Now bufpages (and nbuf) are normally set to zero (Glance will report their internal values, use kmtune -q bufpages -q nbuf to see the initial values. When they are both zero, the dynamic buffer cache is enabled and will vary between min and max percentages. At 11.11 and earlier, setting bufpages (never nbuf) to a fixed value keeps the buffer cache at a fixed amount of RAM. While you could also make dbc_min_pct = dbc_max_pct and get the same result, it is still a percentage and any change to installed RAM will change the buffer cache.

Now at 11.23 (aka, 11i v2), *everything* changes. dbc_minpct and dbc_max_pct can be changed on the fly (and you can watch it change with Glance). Also, the buffer cache code was heavily rewritten to improve performance, especially for multi-GB buffer cache sizes. In part, the changes include less overhead in locating and locking buffers, and the syncer is now multi-threaded (one per CPU). In actual tests, buffer caches between 8 and 16 Gb have performed extremely well on IA64 boxes with 11.23.

The debate about raw versus filesystem data will continue on but improvements in the buffer cache may narrow the differences. The real big question is backup and restore methods. (hint: dd is not a solution)


Bill Hassell, sysadmin
Alzhy
Honored Contributor

Re: big io difference between raw device and file system

But Amgigos, would a LARGE buffer cache matter IF the cooked filesystems are mounted to enable it be near-raw (via the vxfs directIO directives?). Will Oracle actually use that large buffer cache if it "sees" the cooked filesystems as if it were RAW?

I have very large HP-UX 11i environments average 16cpusx96GB RAM that are both Database servers as well as fileservers and my studies have shown that I really need a large buffer cache... Some of these environments are still cooked (but with DirectIO enabled) and I have not seen my large buffer caches actually get in the way between Oracle and the filesystems..


Hakuna Matata.
Frank Eberlein
Occasional Contributor

Re: big io difference between raw device and file system

Nelson,



I made theses filesystem tests when they are mounted with the following options "rw,delaylog,nodatainlog,largefiles,mincache=direct,convosync=direct".

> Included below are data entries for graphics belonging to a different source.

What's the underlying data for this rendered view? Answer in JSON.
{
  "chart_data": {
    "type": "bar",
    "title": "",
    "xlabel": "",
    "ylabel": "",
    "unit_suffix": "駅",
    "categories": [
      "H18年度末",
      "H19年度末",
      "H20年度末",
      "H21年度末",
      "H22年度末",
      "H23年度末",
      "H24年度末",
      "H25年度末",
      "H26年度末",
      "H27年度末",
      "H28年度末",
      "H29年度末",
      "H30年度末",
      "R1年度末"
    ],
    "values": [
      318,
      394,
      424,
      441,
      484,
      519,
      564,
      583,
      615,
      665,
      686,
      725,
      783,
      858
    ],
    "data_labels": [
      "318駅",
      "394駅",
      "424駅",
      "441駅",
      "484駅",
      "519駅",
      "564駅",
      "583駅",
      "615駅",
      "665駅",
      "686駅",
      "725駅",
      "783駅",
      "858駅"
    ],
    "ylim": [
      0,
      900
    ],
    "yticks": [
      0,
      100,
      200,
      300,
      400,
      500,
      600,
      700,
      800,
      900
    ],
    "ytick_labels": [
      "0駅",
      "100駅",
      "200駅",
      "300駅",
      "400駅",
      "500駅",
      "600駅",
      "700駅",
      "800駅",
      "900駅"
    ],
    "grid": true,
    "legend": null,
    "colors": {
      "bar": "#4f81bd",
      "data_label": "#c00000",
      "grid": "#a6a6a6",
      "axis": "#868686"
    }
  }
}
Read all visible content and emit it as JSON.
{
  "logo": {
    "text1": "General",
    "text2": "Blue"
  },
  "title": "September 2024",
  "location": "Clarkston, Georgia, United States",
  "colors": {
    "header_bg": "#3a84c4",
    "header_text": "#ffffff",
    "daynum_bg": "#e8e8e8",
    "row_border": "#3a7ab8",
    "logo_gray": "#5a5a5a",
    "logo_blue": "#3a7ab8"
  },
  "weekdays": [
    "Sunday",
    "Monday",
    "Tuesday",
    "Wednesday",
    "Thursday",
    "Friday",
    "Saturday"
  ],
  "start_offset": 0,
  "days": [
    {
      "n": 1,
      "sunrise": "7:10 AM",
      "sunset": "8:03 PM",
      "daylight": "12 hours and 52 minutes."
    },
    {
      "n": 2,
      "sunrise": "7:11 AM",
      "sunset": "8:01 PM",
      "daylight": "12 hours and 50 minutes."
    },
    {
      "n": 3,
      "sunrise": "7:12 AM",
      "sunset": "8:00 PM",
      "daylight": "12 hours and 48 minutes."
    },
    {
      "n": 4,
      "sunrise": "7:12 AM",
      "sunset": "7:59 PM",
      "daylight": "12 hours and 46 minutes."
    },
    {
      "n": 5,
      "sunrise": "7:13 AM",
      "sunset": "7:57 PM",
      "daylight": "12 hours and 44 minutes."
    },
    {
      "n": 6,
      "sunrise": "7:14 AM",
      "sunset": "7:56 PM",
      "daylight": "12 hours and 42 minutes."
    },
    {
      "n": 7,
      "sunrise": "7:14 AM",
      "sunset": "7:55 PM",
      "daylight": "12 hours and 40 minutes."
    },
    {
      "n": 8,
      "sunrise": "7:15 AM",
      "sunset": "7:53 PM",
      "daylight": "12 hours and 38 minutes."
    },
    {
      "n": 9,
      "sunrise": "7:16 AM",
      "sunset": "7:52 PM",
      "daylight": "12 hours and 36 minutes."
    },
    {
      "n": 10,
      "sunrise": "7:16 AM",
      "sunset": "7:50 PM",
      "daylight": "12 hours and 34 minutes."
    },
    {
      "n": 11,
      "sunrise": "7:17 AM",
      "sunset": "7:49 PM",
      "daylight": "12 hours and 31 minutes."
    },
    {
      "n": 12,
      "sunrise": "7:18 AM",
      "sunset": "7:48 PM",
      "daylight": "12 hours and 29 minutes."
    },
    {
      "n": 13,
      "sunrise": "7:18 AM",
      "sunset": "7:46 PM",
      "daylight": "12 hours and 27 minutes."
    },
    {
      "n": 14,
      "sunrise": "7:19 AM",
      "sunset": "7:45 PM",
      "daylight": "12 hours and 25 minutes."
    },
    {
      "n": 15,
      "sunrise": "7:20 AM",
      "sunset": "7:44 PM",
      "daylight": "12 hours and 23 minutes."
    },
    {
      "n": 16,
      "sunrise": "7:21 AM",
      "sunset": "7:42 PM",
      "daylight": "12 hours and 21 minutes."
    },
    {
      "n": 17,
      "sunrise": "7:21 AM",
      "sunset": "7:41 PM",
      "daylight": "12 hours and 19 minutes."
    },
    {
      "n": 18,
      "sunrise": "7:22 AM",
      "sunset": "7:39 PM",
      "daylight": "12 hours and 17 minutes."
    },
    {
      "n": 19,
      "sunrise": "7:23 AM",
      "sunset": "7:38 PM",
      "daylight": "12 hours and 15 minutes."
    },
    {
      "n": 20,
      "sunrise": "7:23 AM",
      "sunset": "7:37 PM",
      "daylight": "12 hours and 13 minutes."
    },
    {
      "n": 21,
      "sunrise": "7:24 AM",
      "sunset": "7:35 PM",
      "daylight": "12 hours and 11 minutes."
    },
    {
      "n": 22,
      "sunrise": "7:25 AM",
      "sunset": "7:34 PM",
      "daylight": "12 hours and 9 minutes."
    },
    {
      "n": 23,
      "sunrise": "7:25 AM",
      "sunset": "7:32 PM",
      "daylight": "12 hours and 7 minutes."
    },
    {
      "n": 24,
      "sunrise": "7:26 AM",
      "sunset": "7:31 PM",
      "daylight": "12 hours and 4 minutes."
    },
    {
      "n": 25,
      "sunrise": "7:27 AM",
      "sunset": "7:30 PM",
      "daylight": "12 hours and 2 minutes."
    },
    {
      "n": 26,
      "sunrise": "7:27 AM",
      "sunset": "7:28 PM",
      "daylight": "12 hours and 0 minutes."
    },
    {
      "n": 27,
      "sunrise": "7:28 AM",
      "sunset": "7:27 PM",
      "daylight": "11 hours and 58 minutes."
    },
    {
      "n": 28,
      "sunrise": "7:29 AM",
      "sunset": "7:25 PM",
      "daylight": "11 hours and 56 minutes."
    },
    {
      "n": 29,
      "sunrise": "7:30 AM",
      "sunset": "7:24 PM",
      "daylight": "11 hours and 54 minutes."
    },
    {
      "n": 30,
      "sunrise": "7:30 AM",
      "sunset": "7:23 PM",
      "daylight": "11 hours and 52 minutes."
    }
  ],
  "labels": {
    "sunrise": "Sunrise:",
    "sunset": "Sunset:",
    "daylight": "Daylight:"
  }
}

When i get a downtime window from the customer on sunday morning I will reduce the os buffer cache and see what are the hopefully performance improvements.

Currently I am investigating for the best value for that systems. I have a complex environment with a 4 node cluster and on every server 4-6 packages each running 1-2 databases and also samba on it.

But the applications are splitted to another cluster-environment, therefore we should only take a look for oracle db.



Our backup and restore environment is data protector 5.2, if you need more informations on that please let me know.